O Quénia é conhecido há muito tempo como uma das grandes potências mundiais nas provas de meio fundo e fundo. Mas agora, começa a despertar para a marcha atlética. O jornalista Paul Warburton escreveu um interessante artigo sobre a marcha queniana, da qual divulgamos as partes principais.
O Quénia é conhecido como uma potência de corrida de longa distância. Agora, essa força em eventos de resistência está a infiltrar-se no mundo da marcha atlética.
Dado que os atletas do Quénia ganharam tudo, desde provas de 4x400m até à maratona nas últimas seis décadas, é surpreendente que não tenha havido mais sucesso na marcha atlética. Desde 1964, o Quénia conquistou 106 medalhas olímpicas só na pista e na estrada. Isto inclui 34 medalhas de ouro, apesar de o país ter perdido dois Jogos Olímpicos.
Pode ter pensado que um evento que exigisse o ritmo constante de esforço aeróbico, iria encontrar mais defensores do que existe atualmente. Samuel Gathimba acredita que sabe porquê.

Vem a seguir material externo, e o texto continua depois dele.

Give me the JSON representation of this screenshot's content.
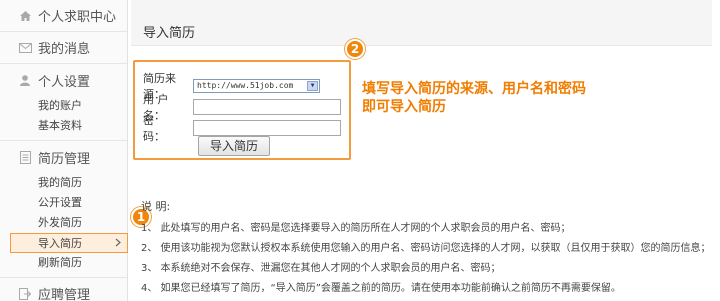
{
  "sidebar": {
    "header_item": "个人求职中心",
    "messages": "我的消息",
    "groups": [
      {
        "title": "个人设置",
        "items": [
          "我的账户",
          "基本资料"
        ]
      },
      {
        "title": "简历管理",
        "items": [
          "我的简历",
          "公开设置",
          "外发简历",
          "导入简历",
          "刷新简历"
        ]
      }
    ],
    "bottom_item": "应聘管理",
    "active_item": "导入简历"
  },
  "main": {
    "title": "导入简历",
    "form": {
      "source_label": "简历来源：",
      "source_value": "http://www.51job.com",
      "username_label": "用 户 名：",
      "password_label": "密　　码：",
      "submit_label": "导入简历"
    },
    "badge1": "1",
    "badge2": "2",
    "callout_line1": "填写导入简历的来源、用户名和密码",
    "callout_line2": "即可导入简历",
    "notes_title": "说 明:",
    "notes": [
      "1、 此处填写的用户名、密码是您选择要导入的简历所在人才网的个人求职会员的用户名、密码；",
      "2、 使用该功能视为您默认授权本系统使用您输入的用户名、密码访问您选择的人才网，以获取（且仅用于获取）您的简历信息；",
      "3、 本系统绝对不会保存、泄漏您在其他人才网的个人求职会员的用户名、密码；",
      "4、 如果您已经填写了简历，“导入简历”会覆盖之前的简历。请在使用本功能前确认之前简历不再需要保留。"
    ]
  }
}
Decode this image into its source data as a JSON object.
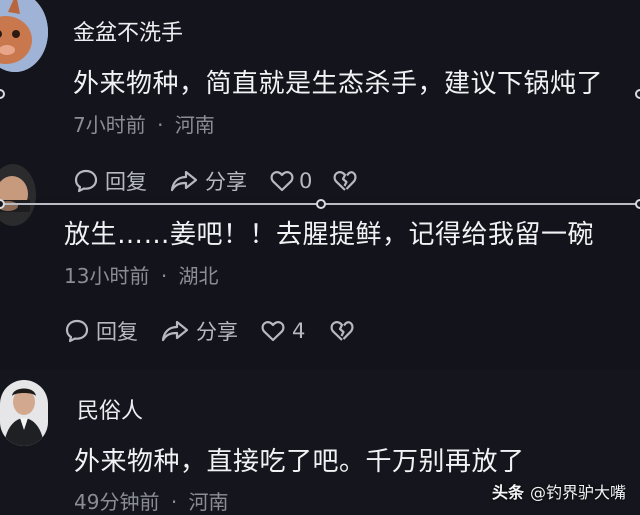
{
  "comments": [
    {
      "username": "金盆不洗手",
      "text": "外来物种，简直就是生态杀手，建议下锅炖了",
      "time": "7小时前",
      "separator": "·",
      "location": "河南",
      "reply_label": "回复",
      "share_label": "分享",
      "like_count": "0"
    },
    {
      "username": "",
      "text": "放生……姜吧！！去腥提鲜，记得给我留一碗",
      "time": "13小时前",
      "separator": "·",
      "location": "湖北",
      "reply_label": "回复",
      "share_label": "分享",
      "like_count": "4"
    },
    {
      "username": "民俗人",
      "text": "外来物种，直接吃了吧。千万别再放了",
      "time": "49分钟前",
      "separator": "·",
      "location": "河南",
      "reply_label": "",
      "share_label": "",
      "like_count": ""
    }
  ],
  "watermark": {
    "brand": "头条",
    "handle": "@钓界驴大嘴"
  },
  "colors": {
    "background": "#14151c",
    "text": "#f2f2f5",
    "meta": "#8b8d96",
    "icon": "#b7b9c1"
  },
  "icons": [
    "comment-icon",
    "share-icon",
    "heart-icon",
    "broken-heart-icon"
  ]
}
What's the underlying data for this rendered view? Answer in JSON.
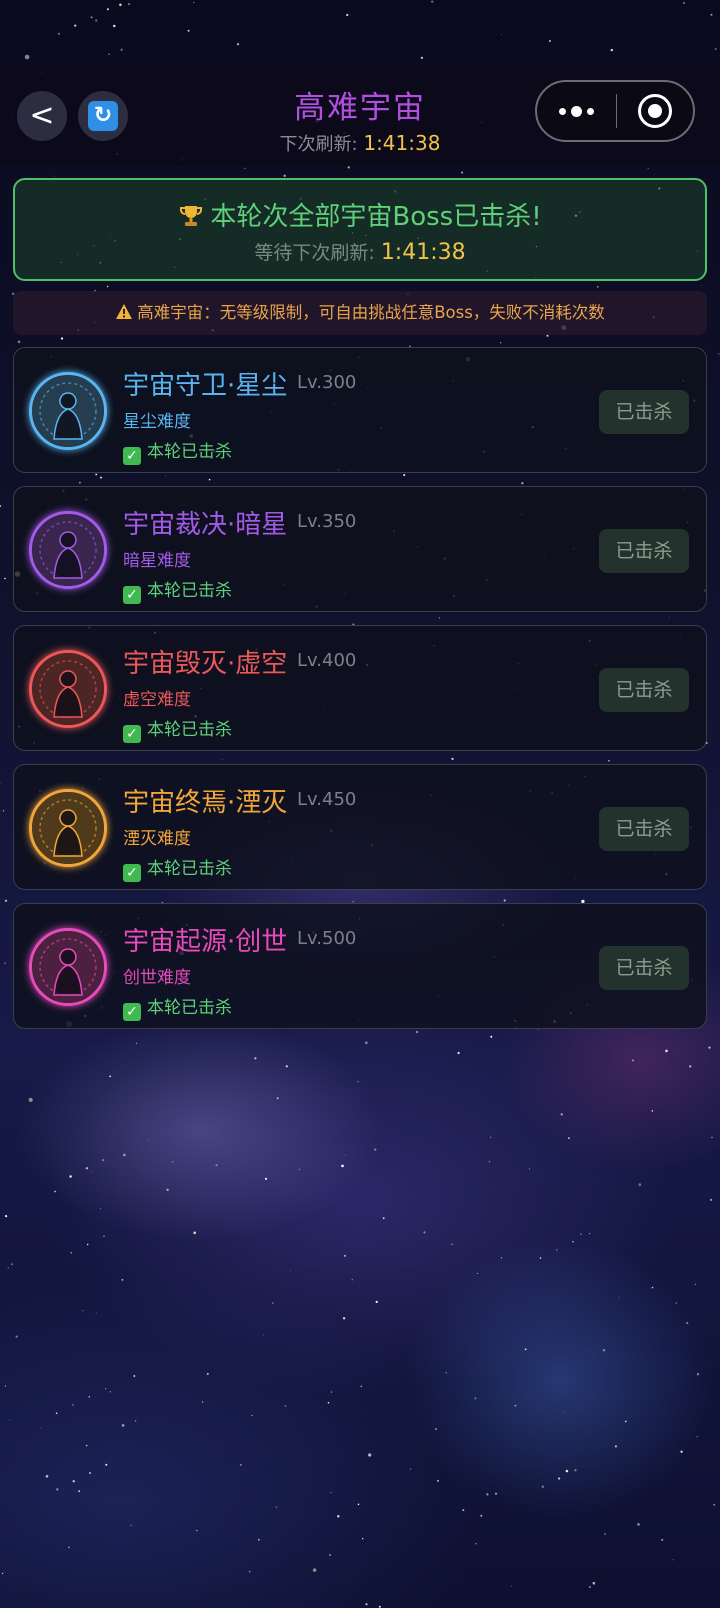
{
  "header": {
    "title": "高难宇宙",
    "refresh_label": "下次刷新: ",
    "refresh_time": "1:41:38",
    "back_icon": "chevron-left-icon",
    "refresh_icon": "refresh-icon",
    "more_icon": "more-dots-icon",
    "close_icon": "target-close-icon"
  },
  "banner": {
    "icon": "trophy-icon",
    "title": "本轮次全部宇宙Boss已击杀!",
    "wait_label": "等待下次刷新: ",
    "wait_time": "1:41:38"
  },
  "notice": {
    "icon": "warning-icon",
    "text": "高难宇宙：无等级限制，可自由挑战任意Boss，失败不消耗次数"
  },
  "bosses": [
    {
      "name": "宇宙守卫·星尘",
      "level": "Lv.300",
      "difficulty": "星尘难度",
      "status": "本轮已击杀",
      "button": "已击杀",
      "color": "#5ab4f0"
    },
    {
      "name": "宇宙裁决·暗星",
      "level": "Lv.350",
      "difficulty": "暗星难度",
      "status": "本轮已击杀",
      "button": "已击杀",
      "color": "#a25ae8"
    },
    {
      "name": "宇宙毁灭·虚空",
      "level": "Lv.400",
      "difficulty": "虚空难度",
      "status": "本轮已击杀",
      "button": "已击杀",
      "color": "#ec5858"
    },
    {
      "name": "宇宙终焉·湮灭",
      "level": "Lv.450",
      "difficulty": "湮灭难度",
      "status": "本轮已击杀",
      "button": "已击杀",
      "color": "#f2a63a"
    },
    {
      "name": "宇宙起源·创世",
      "level": "Lv.500",
      "difficulty": "创世难度",
      "status": "本轮已击杀",
      "button": "已击杀",
      "color": "#e74aba"
    }
  ]
}
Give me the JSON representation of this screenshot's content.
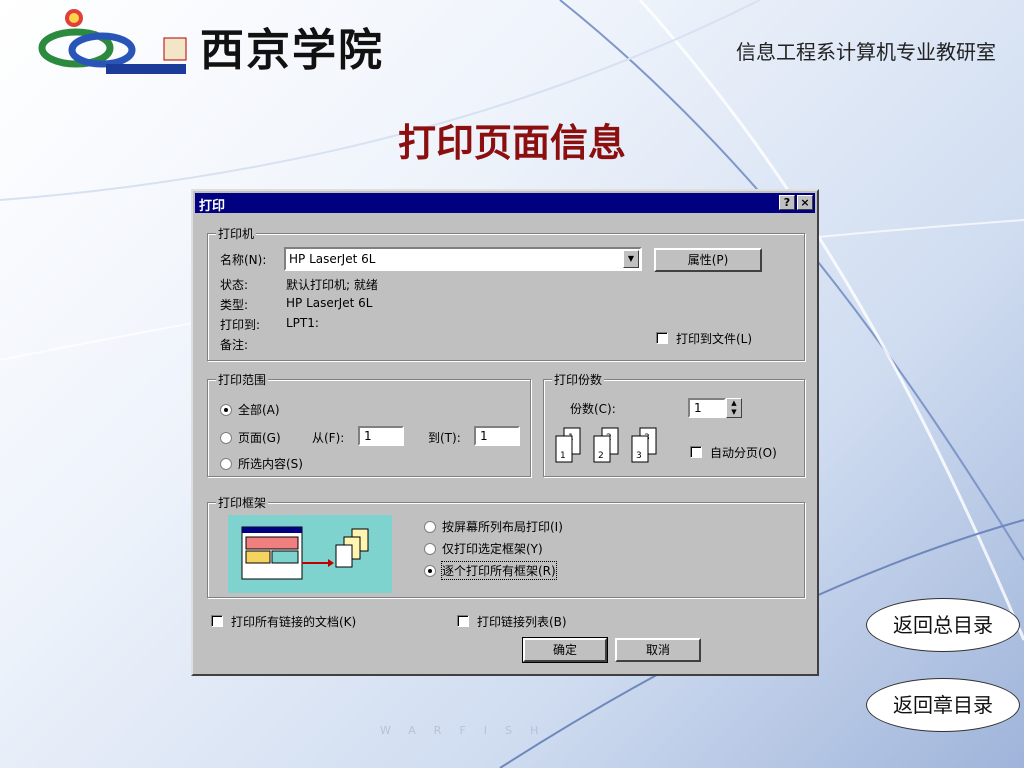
{
  "slide": {
    "school_name": "西京学院",
    "department": "信息工程系计算机专业教研室",
    "title": "打印页面信息",
    "watermark": "WARFISH",
    "nav": {
      "back_to_main": "返回总目录",
      "back_to_chapter": "返回章目录"
    }
  },
  "dialog": {
    "title": "打印",
    "help_button": "?",
    "close_button": "×",
    "printer_group": {
      "title": "打印机",
      "name_label": "名称(N):",
      "name_value": "HP LaserJet 6L",
      "properties_button": "属性(P)",
      "status_label": "状态:",
      "status_value": "默认打印机; 就绪",
      "type_label": "类型:",
      "type_value": "HP LaserJet 6L",
      "where_label": "打印到:",
      "where_value": "LPT1:",
      "comment_label": "备注:",
      "print_to_file": "打印到文件(L)"
    },
    "range_group": {
      "title": "打印范围",
      "all": "全部(A)",
      "pages": "页面(G)",
      "from_label": "从(F):",
      "from_value": "1",
      "to_label": "到(T):",
      "to_value": "1",
      "selection": "所选内容(S)"
    },
    "copies_group": {
      "title": "打印份数",
      "copies_label": "份数(C):",
      "copies_value": "1",
      "collate": "自动分页(O)"
    },
    "frames_group": {
      "title": "打印框架",
      "option_as_laid_out": "按屏幕所列布局打印(I)",
      "option_selected_frame": "仅打印选定框架(Y)",
      "option_all_frames": "逐个打印所有框架(R)"
    },
    "print_linked_docs": "打印所有链接的文档(K)",
    "print_link_table": "打印链接列表(B)",
    "ok_button": "确定",
    "cancel_button": "取消"
  }
}
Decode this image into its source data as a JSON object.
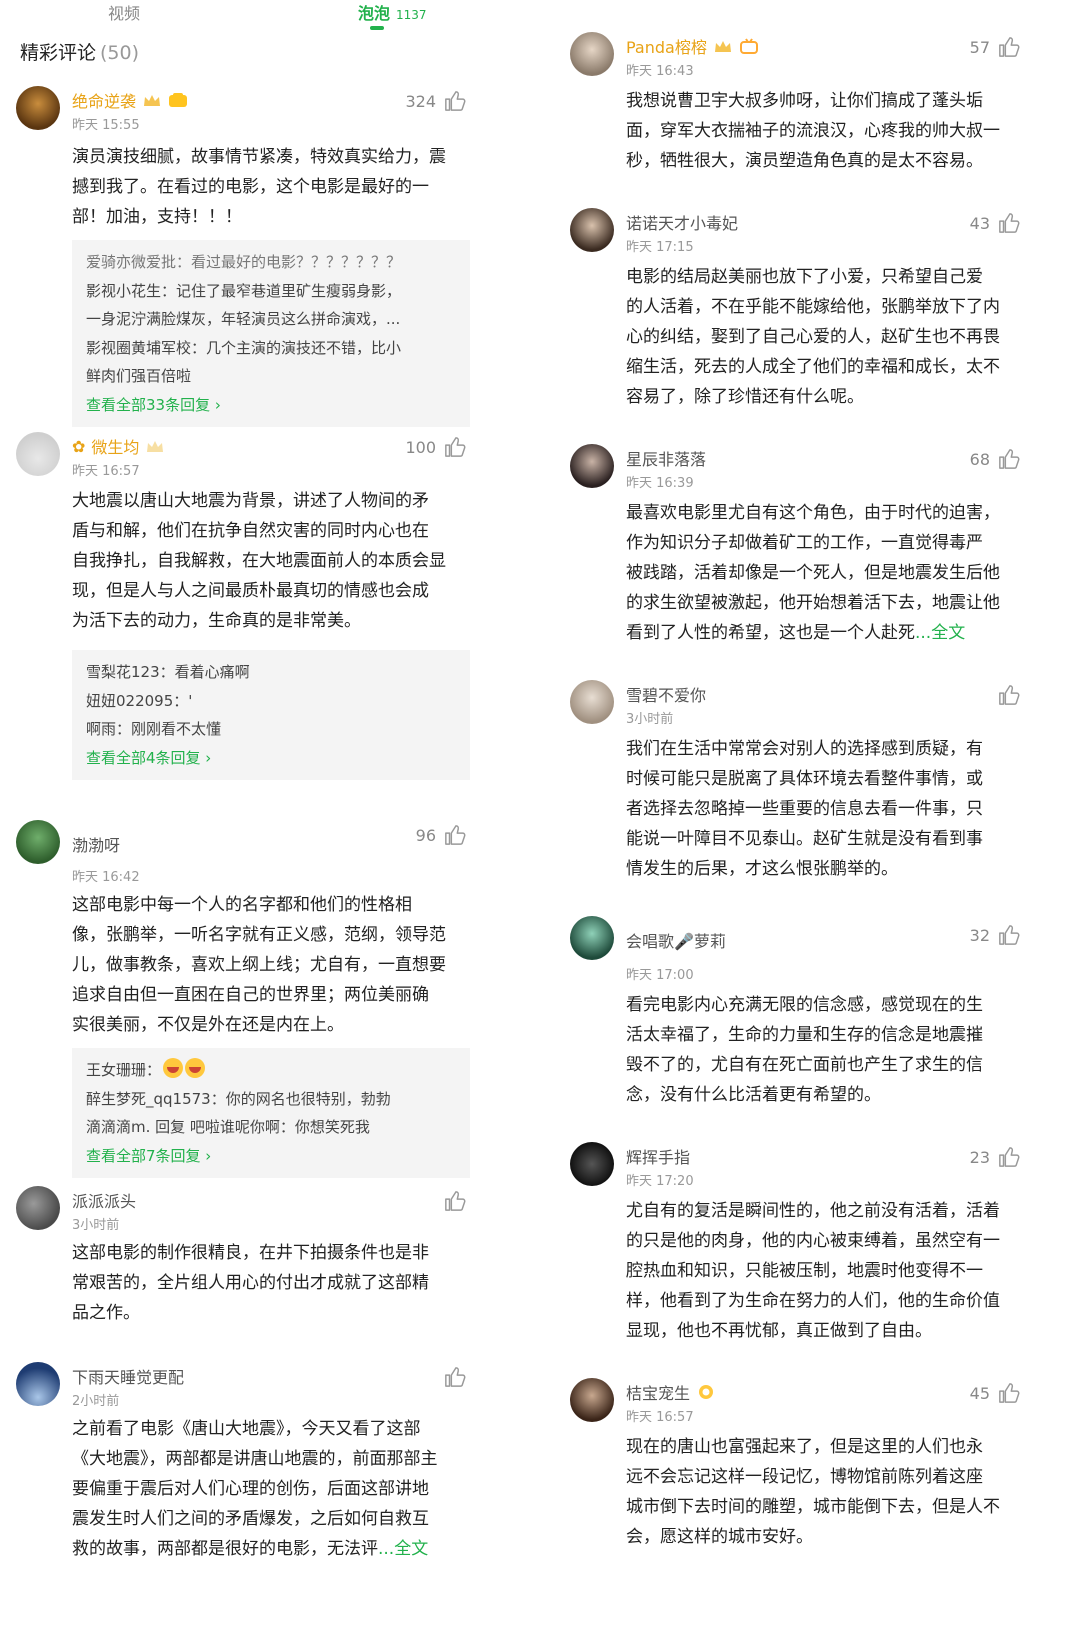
{
  "tabs": {
    "video": "视频",
    "bubble": "泡泡",
    "bubble_count": "1137"
  },
  "section": {
    "title": "精彩评论",
    "count": "(50)"
  },
  "left": [
    {
      "name": "绝命逆袭",
      "gold": true,
      "time": "昨天 15:55",
      "likes": "324",
      "lines": [
        "演员演技细腻，故事情节紧凑，特效真实给力，震",
        "撼到我了。在看过的电影，这个电影是最好的一",
        "部！加油，支持！！！"
      ],
      "replies": [
        {
          "line": "爱骑亦微爱批：看过最好的电影？？？？？？？"
        },
        {
          "line": "影视小花生：记住了最窄巷道里矿生瘦弱身影，"
        },
        {
          "line": "一身泥泞满脸煤灰，年轻演员这么拼命演戏，..."
        },
        {
          "line": "影视圈黄埔军校：几个主演的演技还不错，比小"
        },
        {
          "line": "鲜肉们强百倍啦"
        }
      ],
      "more": "查看全部33条回复 ›"
    },
    {
      "name": "微生均",
      "gold": true,
      "time": "昨天 16:57",
      "likes": "100",
      "lines": [
        "大地震以唐山大地震为背景，讲述了人物间的矛",
        "盾与和解，他们在抗争自然灾害的同时内心也在",
        "自我挣扎，自我解救，在大地震面前人的本质会显",
        "现，但是人与人之间最质朴最真切的情感也会成",
        "为活下去的动力，生命真的是非常美。"
      ],
      "replies": [
        {
          "line": "雪梨花123：看着心痛啊"
        },
        {
          "line": "妞妞022095：'"
        },
        {
          "line": "啊雨：刚刚看不太懂"
        }
      ],
      "more": "查看全部4条回复 ›"
    },
    {
      "name": "渤渤呀",
      "gold": false,
      "time": "昨天 16:42",
      "likes": "96",
      "lines": [
        "这部电影中每一个人的名字都和他们的性格相",
        "像，张鹏举，一听名字就有正义感，范纲，领导范",
        "儿，做事教条，喜欢上纲上线；尤自有，一直想要",
        "追求自由但一直困在自己的世界里；两位美丽确",
        "实很美丽，不仅是外在还是内在上。"
      ],
      "replies": [
        {
          "line": "王女珊珊："
        },
        {
          "line": "醉生梦死_qq1573：你的网名也很特别，勃勃"
        },
        {
          "line": "滴滴滴m. 回复 吧啦谁呢你啊：你想笑死我"
        }
      ],
      "more": "查看全部7条回复 ›"
    },
    {
      "name": "派派派头",
      "gold": false,
      "time": "3小时前",
      "likes": "",
      "lines": [
        "这部电影的制作很精良，在井下拍摄条件也是非",
        "常艰苦的，全片组人用心的付出才成就了这部精",
        "品之作。"
      ]
    },
    {
      "name": "下雨天睡觉更配",
      "gold": false,
      "time": "2小时前",
      "likes": "",
      "lines": [
        "之前看了电影《唐山大地震》，今天又看了这部",
        "《大地震》，两部都是讲唐山地震的，前面那部主",
        "要偏重于震后对人们心理的创伤，后面这部讲地",
        "震发生时人们之间的矛盾爆发，之后如何自救互",
        "救的故事，两部都是很好的电影，无法评"
      ],
      "full": "...全文"
    }
  ],
  "right": [
    {
      "name": "Panda榕榕",
      "gold": true,
      "time": "昨天 16:43",
      "likes": "57",
      "lines": [
        "我想说曹卫宇大叔多帅呀，让你们搞成了蓬头垢",
        "面，穿军大衣揣袖子的流浪汉，心疼我的帅大叔一",
        "秒，牺牲很大，演员塑造角色真的是太不容易。"
      ]
    },
    {
      "name": "诺诺天才小毒妃",
      "gold": false,
      "time": "昨天 17:15",
      "likes": "43",
      "lines": [
        "电影的结局赵美丽也放下了小爱，只希望自己爱",
        "的人活着，不在乎能不能嫁给他，张鹏举放下了内",
        "心的纠结，娶到了自己心爱的人，赵矿生也不再畏",
        "缩生活，死去的人成全了他们的幸福和成长，太不",
        "容易了，除了珍惜还有什么呢。"
      ]
    },
    {
      "name": "星辰非落落",
      "gold": false,
      "time": "昨天 16:39",
      "likes": "68",
      "lines": [
        "最喜欢电影里尤自有这个角色，由于时代的迫害，",
        "作为知识分子却做着矿工的工作，一直觉得毒严",
        "被践踏，活着却像是一个死人，但是地震发生后他",
        "的求生欲望被激起，他开始想着活下去，地震让他",
        "看到了人性的希望，这也是一个人赴死"
      ],
      "full": "...全文"
    },
    {
      "name": "雪碧不爱你",
      "gold": false,
      "time": "3小时前",
      "likes": "",
      "lines": [
        "我们在生活中常常会对别人的选择感到质疑，有",
        "时候可能只是脱离了具体环境去看整件事情，或",
        "者选择去忽略掉一些重要的信息去看一件事，只",
        "能说一叶障目不见泰山。赵矿生就是没有看到事",
        "情发生的后果，才这么恨张鹏举的。"
      ]
    },
    {
      "name": "会唱歌🎤萝莉",
      "gold": false,
      "time": "昨天 17:00",
      "likes": "32",
      "lines": [
        "看完电影内心充满无限的信念感，感觉现在的生",
        "活太幸福了，生命的力量和生存的信念是地震摧",
        "毁不了的，尤自有在死亡面前也产生了求生的信",
        "念，没有什么比活着更有希望的。"
      ]
    },
    {
      "name": "辉挥手指",
      "gold": false,
      "time": "昨天 17:20",
      "likes": "23",
      "lines": [
        "尤自有的复活是瞬间性的，他之前没有活着，活着",
        "的只是他的肉身，他的内心被束缚着，虽然空有一",
        "腔热血和知识，只能被压制，地震时他变得不一",
        "样，他看到了为生命在努力的人们，他的生命价值",
        "显现，他也不再忧郁，真正做到了自由。"
      ]
    },
    {
      "name": "桔宝宠生",
      "gold": false,
      "time": "昨天 16:57",
      "likes": "45",
      "lines": [
        "现在的唐山也富强起来了，但是这里的人们也永",
        "远不会忘记这样一段记忆，博物馆前陈列着这座",
        "城市倒下去时间的雕塑，城市能倒下去，但是人不",
        "会，愿这样的城市安好。"
      ]
    }
  ]
}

O atleta de 34 anos, ganhou a primeira medalha sénior do Quénia a nível global quando ficou em terceiro lugar no Campeonato Mundial de Marcha do mês passado, em Muscat, Omã. Ele já havia conquistado o bronze da Commonwealth em 2018.
Após 20 anos de esforço e marchas muitas vezes solitárias, ele caiu de joelhos em gratidão pelo seu esforço irrestrito ter valido finalmente a pena. Mas se pedir a Gathimba para adivinhar o número de marchadores, numa população de mais de 55 milhões, ele estima em ‘cerca de 50’.
Compare isso com os milhares de corredores quenianos, e a percentagem é minúscula. Há claramente uma grande quantidade de potencial inexplorado.
No Quénia, as crianças começam a correr alguns passos depois do berço. No início, eles correm para a escola e voltam, geralmente percorrendo quatro ou mais quilómetros por dia quando estão na escola primária.
É quase natural que os melhores se formem em corridas de longa distância. Mas não a marcha atlética, pelo menos não, em qualquer tipo de número até aos últimos anos.
“É um evento técnico. Técnico com regras, e isso não é para muitas crianças”, explica Gathimba. “Encontrei o meu talento ainda jovem. Comecei a andar na escola primária, mas na época, eu via isso mais como um hobby, mas continuei no ensino médio.”
Também Emily Ngii descobriu a marcha logo na escola primária. “Eu comecei a andar e acabei adorando a marcha”, diz a medalhada de prata africana de 2014.
A marchadora de 35 anos registou 1h42m39s nos 20 km no Campeonato Mundial de Seleções de Marcha em Mascate. Ela tem um recorde pessoal de 1h30m56s, obtido em junho do ano no Moi International Sports Center em Nairobi.
Mas ela e Gathimba, que fez na mesma prova 1h18m26s, acabaram por não ir aos JO de Tóquio porque o evento não cumpriu os requisitos técnicos para marcas de qualificação.
Agora, o Campeonato Africano nas Maurícias no início de junho será uma corrida de qualificação para enviar atletas quenianos ao Campeonato Mundial de Atletismo Oregon22.
O treinador Kariuki insiste que há muitas razões para estar satisfeito com a marcha atlética queniana. Além do sucesso de Gathimba em Mascate, o país ostenta o campeão mundial masculino de marcha sub-20 nos 10.000 m.
Heristone Wanyonyi marchou para a vitória em casa com 42.10,84 em junho passado, mal tinha completado 18 anos. Ele seguiu com um quarto lugar no evento sub-20 em Mascate.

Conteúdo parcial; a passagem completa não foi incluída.